Optical Shock-Enhanced Self-Photon Acceleration

TL;DR

This paper demonstrates a novel method for self-photon acceleration using a shaped laser pulse that creates a guiding density profile, enabling dramatic spectral broadening and optical shock formation, resulting in multi-octave spectra over very short interaction lengths.

Contribution

It introduces a new regime of photon acceleration utilizing a shaped laser pulse to form a guiding density profile, significantly enhancing spectral broadening and optical shock effects.

Findings

Achieved multi-octave spectra from 400 nm to 60 nm.

Generated near-transform limited <400 as pulses.
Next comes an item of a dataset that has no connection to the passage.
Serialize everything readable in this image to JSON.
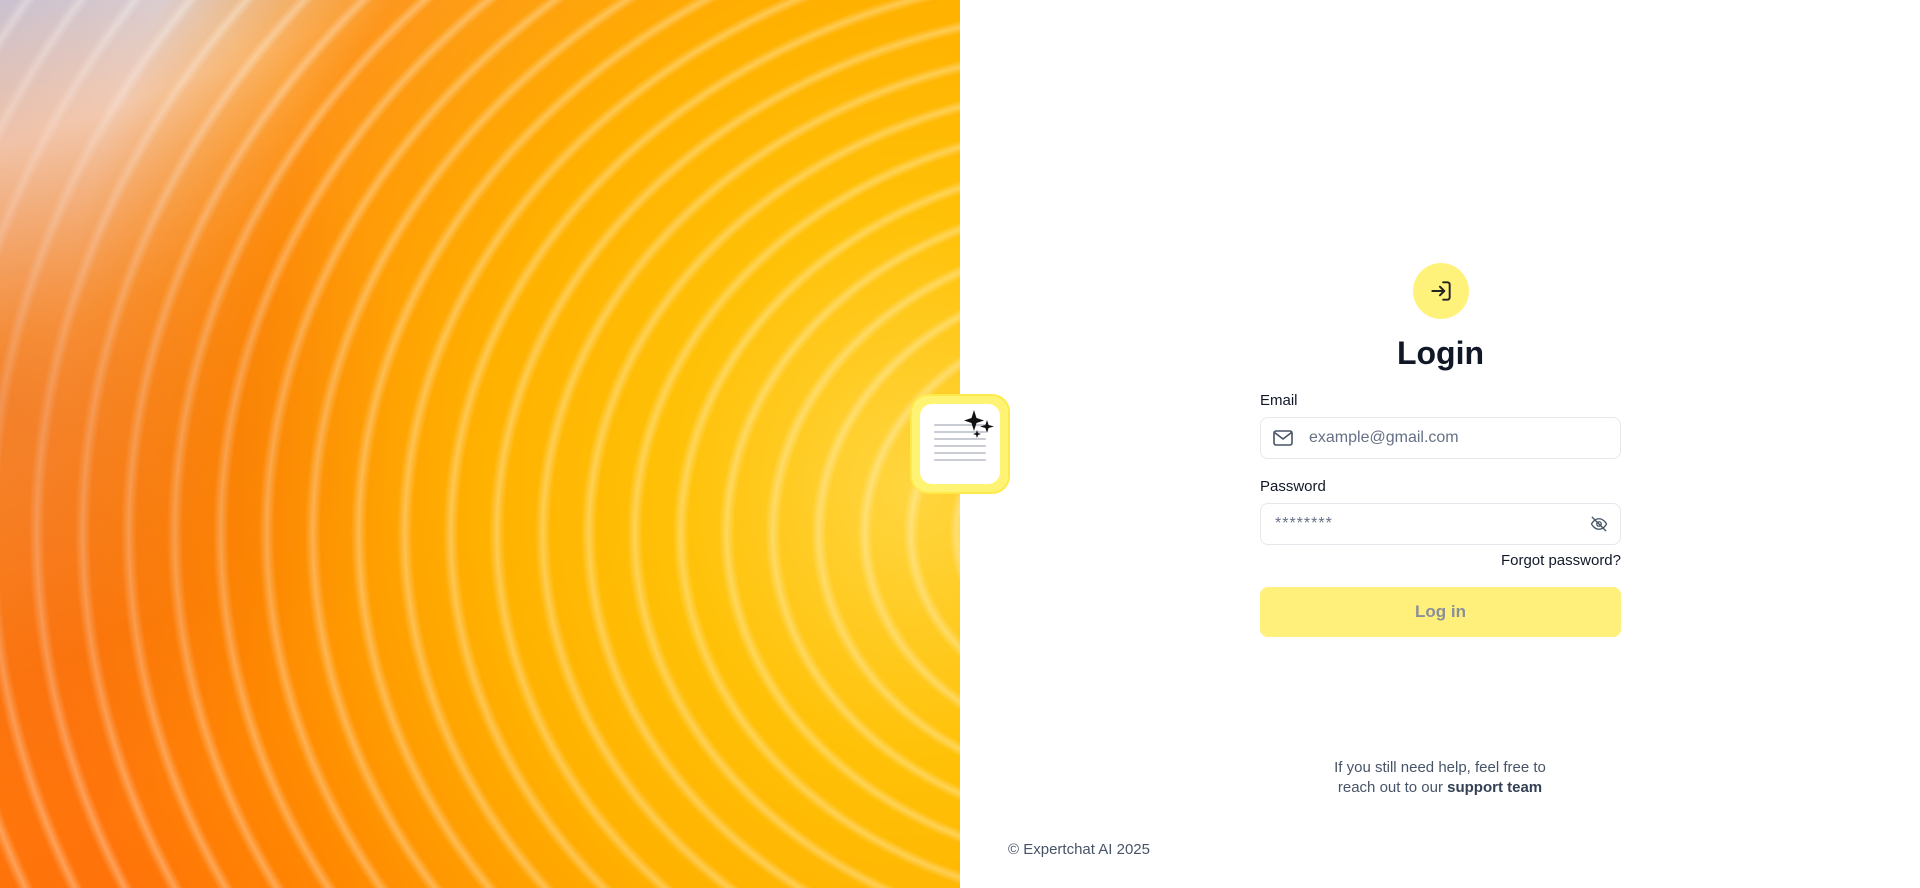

Realized spectral broadening over less than 100 μm of interaction length.

Abstract

Photon accelerators can spectrally broaden laser pulses with high efficiency in moving electron density gradients. When driven by a conventional laser pulse, the group velocity walk-off experienced by the accelerated photons and deterioration of the gradient from diffraction and refraction limit the extent of spectral broadening. Here we show that a laser pulse with a shaped space-time and transverse intensity profile overcomes these limitations by creating a guiding density profile at a tunable velocity. Self-photon acceleration in this profile leads to dramatic spectral broadening and intensity steepening, forming an optical shock that further enhances the rate of spectral broadening. In this new regime, multi-octave spectra extending from $400 nm - 60 nm$ wavelengths, which support near-transform limited $< 400 as$ pulses, are generated over $<100 \mu$m of interaction length.